Dongou insiste sur le caractère pionnier et essentiel du statut d’Eto’o. « À l’époque, voir des Africains dans des grands clubs n’était pas normal. Eto’o est le premier Africain à s’imposer durablement dans un club top mondial au plus haut niveau. Il n’était pas un joueur de complément : il était essentiel. C’était une référence pour toute l’Afrique. » Il évoque aussi la rivalité mythique avec Didier Drogba, qui transcendait les nationalités. « Même des Camerounais soutenaient Drogba, parce que l’important, c’était qu’ils soient Africains. »

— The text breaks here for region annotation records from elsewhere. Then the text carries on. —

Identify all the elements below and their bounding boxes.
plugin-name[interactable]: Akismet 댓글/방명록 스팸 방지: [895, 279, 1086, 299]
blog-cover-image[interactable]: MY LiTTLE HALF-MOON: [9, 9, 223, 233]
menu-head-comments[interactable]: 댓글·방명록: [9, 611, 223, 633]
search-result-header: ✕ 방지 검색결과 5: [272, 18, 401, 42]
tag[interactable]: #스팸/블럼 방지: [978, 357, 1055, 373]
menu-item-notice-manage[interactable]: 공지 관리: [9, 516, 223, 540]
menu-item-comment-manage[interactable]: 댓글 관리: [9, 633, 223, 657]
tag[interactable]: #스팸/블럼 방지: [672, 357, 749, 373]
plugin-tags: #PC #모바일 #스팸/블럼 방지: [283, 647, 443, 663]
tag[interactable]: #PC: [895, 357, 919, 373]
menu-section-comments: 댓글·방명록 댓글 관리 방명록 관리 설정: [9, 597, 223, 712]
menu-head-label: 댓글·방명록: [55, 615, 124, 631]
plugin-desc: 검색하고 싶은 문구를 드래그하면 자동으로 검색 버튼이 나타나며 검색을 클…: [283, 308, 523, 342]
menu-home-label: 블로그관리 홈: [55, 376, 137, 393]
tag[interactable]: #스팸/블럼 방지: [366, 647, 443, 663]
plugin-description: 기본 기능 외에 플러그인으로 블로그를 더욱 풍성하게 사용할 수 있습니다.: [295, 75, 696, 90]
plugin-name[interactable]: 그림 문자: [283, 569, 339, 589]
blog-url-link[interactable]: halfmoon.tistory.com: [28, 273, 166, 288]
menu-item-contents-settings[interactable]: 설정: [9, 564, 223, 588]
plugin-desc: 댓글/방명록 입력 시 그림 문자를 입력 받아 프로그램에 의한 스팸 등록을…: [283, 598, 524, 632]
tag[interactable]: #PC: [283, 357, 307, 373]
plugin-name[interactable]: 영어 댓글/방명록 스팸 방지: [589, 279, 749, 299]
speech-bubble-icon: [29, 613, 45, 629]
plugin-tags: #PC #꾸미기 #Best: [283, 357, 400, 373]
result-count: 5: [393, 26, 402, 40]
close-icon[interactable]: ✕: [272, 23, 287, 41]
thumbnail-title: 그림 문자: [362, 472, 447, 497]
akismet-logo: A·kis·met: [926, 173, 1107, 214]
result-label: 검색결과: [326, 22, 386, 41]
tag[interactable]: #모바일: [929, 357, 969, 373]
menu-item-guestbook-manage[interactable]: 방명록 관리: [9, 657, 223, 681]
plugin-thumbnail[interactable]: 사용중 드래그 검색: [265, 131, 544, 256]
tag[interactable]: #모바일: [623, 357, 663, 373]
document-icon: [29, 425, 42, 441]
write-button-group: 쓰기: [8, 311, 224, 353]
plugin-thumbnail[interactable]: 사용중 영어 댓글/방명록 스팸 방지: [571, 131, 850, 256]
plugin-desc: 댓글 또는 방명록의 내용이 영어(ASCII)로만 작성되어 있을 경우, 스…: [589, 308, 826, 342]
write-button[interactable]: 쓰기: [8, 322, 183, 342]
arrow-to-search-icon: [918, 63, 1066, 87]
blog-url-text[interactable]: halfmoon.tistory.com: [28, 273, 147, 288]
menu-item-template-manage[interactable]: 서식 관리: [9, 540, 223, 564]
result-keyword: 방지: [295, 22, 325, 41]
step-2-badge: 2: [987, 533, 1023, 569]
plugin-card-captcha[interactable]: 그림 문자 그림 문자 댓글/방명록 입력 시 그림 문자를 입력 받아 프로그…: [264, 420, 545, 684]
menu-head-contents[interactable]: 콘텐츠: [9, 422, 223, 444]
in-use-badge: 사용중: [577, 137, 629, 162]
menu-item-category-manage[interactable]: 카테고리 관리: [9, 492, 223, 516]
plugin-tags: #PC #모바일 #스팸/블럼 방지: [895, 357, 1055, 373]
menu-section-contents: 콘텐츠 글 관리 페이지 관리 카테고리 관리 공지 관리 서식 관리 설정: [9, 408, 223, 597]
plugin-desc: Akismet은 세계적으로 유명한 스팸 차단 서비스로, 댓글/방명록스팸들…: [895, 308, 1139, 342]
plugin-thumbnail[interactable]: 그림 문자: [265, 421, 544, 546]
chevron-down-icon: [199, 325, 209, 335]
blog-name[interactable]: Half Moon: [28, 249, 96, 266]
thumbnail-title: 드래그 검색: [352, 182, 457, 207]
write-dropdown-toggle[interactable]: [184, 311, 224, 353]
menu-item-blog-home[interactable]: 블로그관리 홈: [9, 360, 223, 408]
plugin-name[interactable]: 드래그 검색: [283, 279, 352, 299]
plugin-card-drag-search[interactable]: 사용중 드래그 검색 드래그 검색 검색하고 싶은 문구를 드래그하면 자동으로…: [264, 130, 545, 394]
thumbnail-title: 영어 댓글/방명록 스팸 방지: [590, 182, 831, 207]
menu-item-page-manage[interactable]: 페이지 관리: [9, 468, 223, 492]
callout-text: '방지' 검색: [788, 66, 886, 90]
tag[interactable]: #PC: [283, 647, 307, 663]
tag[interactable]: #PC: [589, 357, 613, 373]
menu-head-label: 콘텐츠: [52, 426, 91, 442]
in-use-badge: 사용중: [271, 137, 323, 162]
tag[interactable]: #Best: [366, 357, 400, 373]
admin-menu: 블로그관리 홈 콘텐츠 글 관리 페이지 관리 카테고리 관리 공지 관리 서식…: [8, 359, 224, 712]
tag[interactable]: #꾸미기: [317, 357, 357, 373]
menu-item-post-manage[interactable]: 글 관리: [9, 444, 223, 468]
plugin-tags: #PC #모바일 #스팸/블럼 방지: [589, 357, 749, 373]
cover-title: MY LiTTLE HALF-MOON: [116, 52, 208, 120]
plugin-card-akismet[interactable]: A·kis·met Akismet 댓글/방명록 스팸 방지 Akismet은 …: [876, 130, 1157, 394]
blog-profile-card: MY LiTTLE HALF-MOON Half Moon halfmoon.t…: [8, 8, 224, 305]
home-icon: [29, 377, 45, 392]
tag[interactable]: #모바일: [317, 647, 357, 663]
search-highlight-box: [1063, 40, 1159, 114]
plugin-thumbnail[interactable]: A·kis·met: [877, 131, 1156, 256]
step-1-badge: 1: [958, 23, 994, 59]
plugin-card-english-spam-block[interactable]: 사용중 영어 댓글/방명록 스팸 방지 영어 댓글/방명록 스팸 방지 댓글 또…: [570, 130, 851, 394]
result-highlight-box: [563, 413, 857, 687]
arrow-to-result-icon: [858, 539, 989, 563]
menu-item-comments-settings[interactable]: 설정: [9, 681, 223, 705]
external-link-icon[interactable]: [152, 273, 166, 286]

L’ancien prodige de La Masia lève également le voile sur le rôle décisif de la Fondation Samuel Eto’o dans son parcours et celui de nombreux autres talents camerounais. Il décrit un processus de sélection rigoureux depuis le Cameroun jusqu’aux tournois en Europe, sous l’œil des recruteurs du Barça. « Il y avait énormément de Camerounais à La Masia à ce moment-là […] tous issus de la fondation Eto’o, avec un accord direct avec le Barça. » Un témoignage qui confirme l’héritage durable de l’icône, non seulement sur les terrains, mais aussi dans la formation de la relève africaine.